The world is still threatened by nuclear threats, and their threats are as close today as they have ever been. Today, there are said to be more than twelve thousand nuclear bombs scattered around the world, with the majority being owned by America and Russia. They collectively owned hundreds of functional weapons, with many more stored in reserve or in the process of dismantling.

The other countries have also built up stocks of various sizes, from the long-established European nuclear powers down to India, Pakistan, Israel, and North Korea. Each for a different motive possesses the weapons—some anticipating that someone will hit them, others as a way of asserting power, or living in a bad neighborhood. Leaders regard them as their penultimate policy of insurance, cover against exposure, but the cost of keeping them is astronomical. The nuclear reality is fluid.

The climate has progressed from the frozen Cold War standoff to something even more complex and obtuse. There are several states that are modernizing delivery systems and creating new capabilities. Adversaries such as India and Pakistan keep the arms race ongoing through their enmity, as does North Korea by continually developing in testing, and developing its weapons stockpile. Iran stands poised on the brink of constructing a bomb within relatively short periods of time if it were to venture into that forbidden space.

Most of this is not merely driven by military requirements but by politics, insecurity, and worst-case assumptions. Anxieties and distrust of regime transition rule out compromise, and arms control accords that once promised stability either evaporated or disintegrated. The result is an environment in which growth is stress-producing instead of relief-producing. Few areas show this danger so readily as the Middle East.

The current conflict between Iran and Israel demonstrates how easily escalation can spiral out of bounds for all concerned. Iran has not yet developed a nuclear bomb, but it is capable of producing one very quickly, and experts across the globe warn that the time window could be weeks. Israel has experience attacking prospective nuclear sites before they are operational, however, and its propensity to fight pre-emptively is not something to be ignored.

Escalating the conflict with Hezbollah serves only to fuel the flames, as incursions move across the border more frequently and in larger numbers. Ballistic missiles are now actually striking within Israel proper, increasing the stakes for the region as a whole. The threat of a great war between bordering states hangs over the region, and if nuclear war were on the table, the cost would be calamitous. New technologies are disturbing nuclear math in ways that make crises more likely to surprise us.

Hypersonic missiles with the ability to travel at speeds heretofore unimaginable and make turns in flight in the mid-course phase reduce warning time and confuse missile defense. Their emergence is unseemly because they nullify the ability of potential adversaries to guess risks or respond in time. Beyond this, directed-energy technology such as high-power lasers promises light-speed defensive missiles.
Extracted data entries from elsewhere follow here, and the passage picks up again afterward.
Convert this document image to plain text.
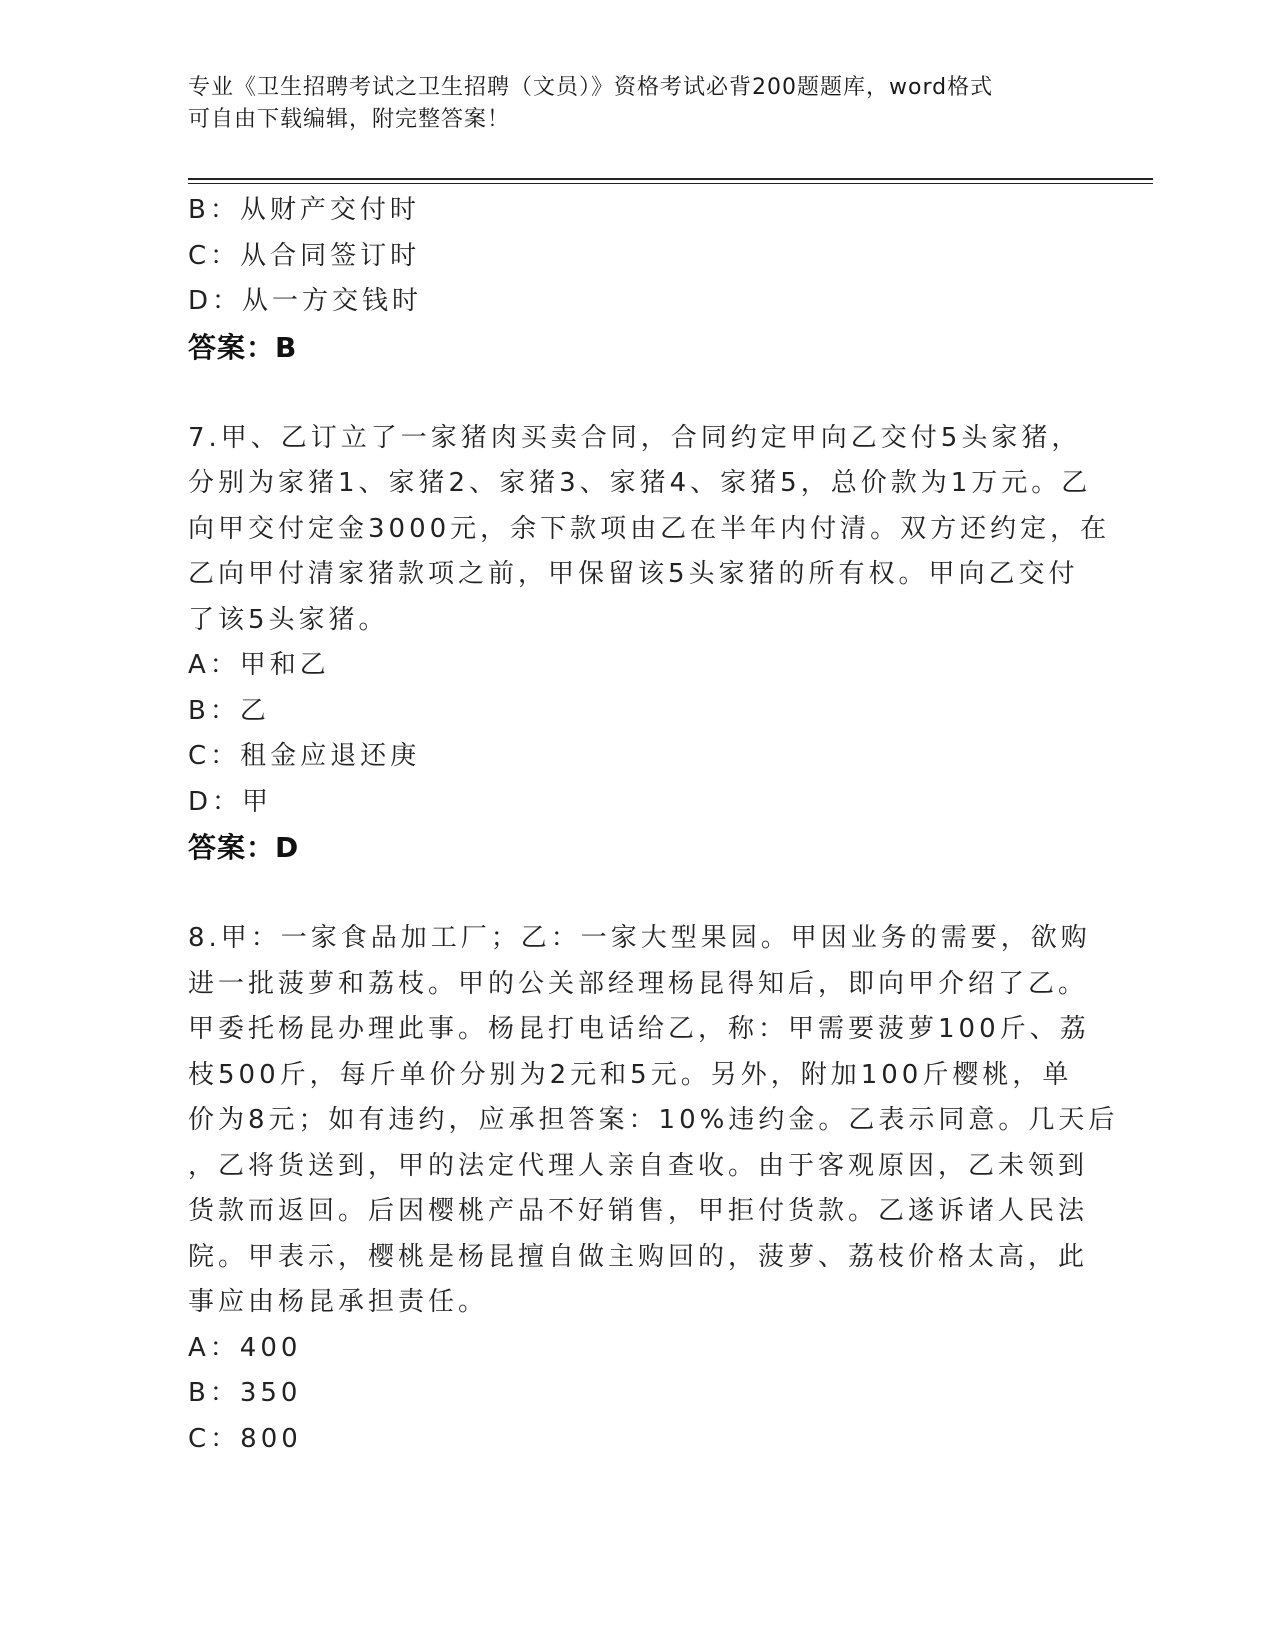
专业《卫生招聘考试之卫生招聘（文员）》资格考试必背200题题库，word格式
可自由下载编辑，附完整答案！
B：从财产交付时
C：从合同签订时
D：从一方交钱时
答案：B
7.甲、乙订立了一家猪肉买卖合同，合同约定甲向乙交付5头家猪，
分别为家猪1、家猪2、家猪3、家猪4、家猪5，总价款为1万元。乙
向甲交付定金3000元，余下款项由乙在半年内付清。双方还约定，在
乙向甲付清家猪款项之前，甲保留该5头家猪的所有权。甲向乙交付
了该5头家猪。
A：甲和乙
B：乙
C：租金应退还庚
D：甲
答案：D
8.甲：一家食品加工厂；乙：一家大型果园。甲因业务的需要，欲购
进一批菠萝和荔枝。甲的公关部经理杨昆得知后，即向甲介绍了乙。
甲委托杨昆办理此事。杨昆打电话给乙，称：甲需要菠萝100斤、荔
枝500斤，每斤单价分别为2元和5元。另外，附加100斤樱桃，单
价为8元；如有违约，应承担答案：10%违约金。乙表示同意。几天后
，乙将货送到，甲的法定代理人亲自查收。由于客观原因，乙未领到
货款而返回。后因樱桃产品不好销售，甲拒付货款。乙遂诉诸人民法
院。甲表示，樱桃是杨昆擅自做主购回的，菠萝、荔枝价格太高，此
事应由杨昆承担责任。
A：400
B：350
C：800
Though these might ultimately destroy invading drones or missiles, they also raise new strategic and ethical issues. With each technological advance, more unpredictability is added to an already highly volatile security environment. The nuclear weapons-free world is a moral imperative, but never so close at hand.

Those who organize against disarmament believe that the limelight must be shifted away from the plain arithmetic of warheads toward facing the political considerations that drive countries toward maintaining them. Mutual vulnerability, avoidance of destabilizing competition in missile defense, and elimination of redundant arsenals are all steps that can temper the spiral of buildups. But they are political rather than technological barriers.

The politicians are afraid of the home value of compromise, and entrenched defense industries gain from constant expansion. Additionally, it is within the climate of polarized distrust that the appetite to reduce is not there. New concerns regarding nuclear danger in the new age are not how large the arsenals are but the volatile political landscape upon which they rest.

Misjudgment, mishap, or conscious goading are all dangers, and the price of any one of them would be disastrous. The issue isn’t so much a weapon question as it is one of human choice, anxiety, and competition. The stakes are vast, and whether the world will keep going down the path toward restraint or more competition will depend on what happens in the next two years.